Cincinnati, Texas, Walker County ghost town. (original) (raw)

Site of Cincinnati, Texas showing 1936 Centennial Marker
Photos courtesy Barclay Gibson, May 2013
History in a Pecan Shell
Established as early as 1836-1837, Cincinnati was a ferry crossing and port on the Trinity River. James C. DeWitt is credited as being the town founder. The community sat along the Huntsville - Crockett road.
Growth was very slow in the early years but as the Trinity River trade increased, the town became a collection point for goods to be shipped to Galveston. The river was notorious for stranding vessels due to unpredictable rises and falls in the river level.
Sources report that Cincinnati peaked in the early 1850s. Amenities and businesses included a wagonmaker, blacksmith, a cotton warehouse and two physicians.
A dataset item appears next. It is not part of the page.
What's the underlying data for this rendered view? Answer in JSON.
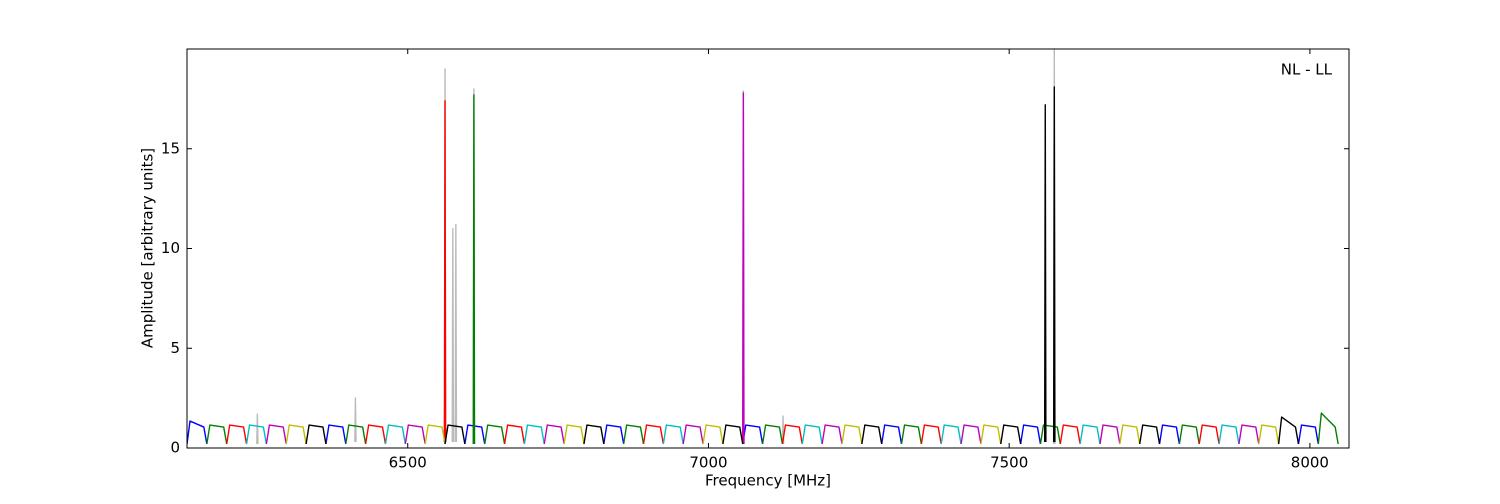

The available population figures are only estimates and they vary from 200 to 600 residents before tragedy struck the town in 1853 in the form of a yellow fever epidemic. Reports of a traveler from Galveston bringing the disease to town set off a panic which nearly emptied the town. Although it wasn't as devastating as people feared, the exodus of Cincinnatians never returned. Refugees from Cincinnati provided the initial population for the nearby town of Tuscaloosa.
The town's fate was sealed with the arrival of the railroad in 1872. The main line from Dallas to Houston was at Riverside - a mere 15 miles from Cincinnati. In the early 1880s only 35 people were reported at Cincinnati and those eventually moved away.

Cincinnati 1936 Centennial Marker
On Private Property.
No Location Information
Photo courtesy Barclay Gibson, May 2013
Texas Centennial Marker:
Site of Cincinnati
Important shipping point in Trinity River navigation. Founded in 1838 by James C. De Witt. Abandoned after yellow fever scourge in 1853.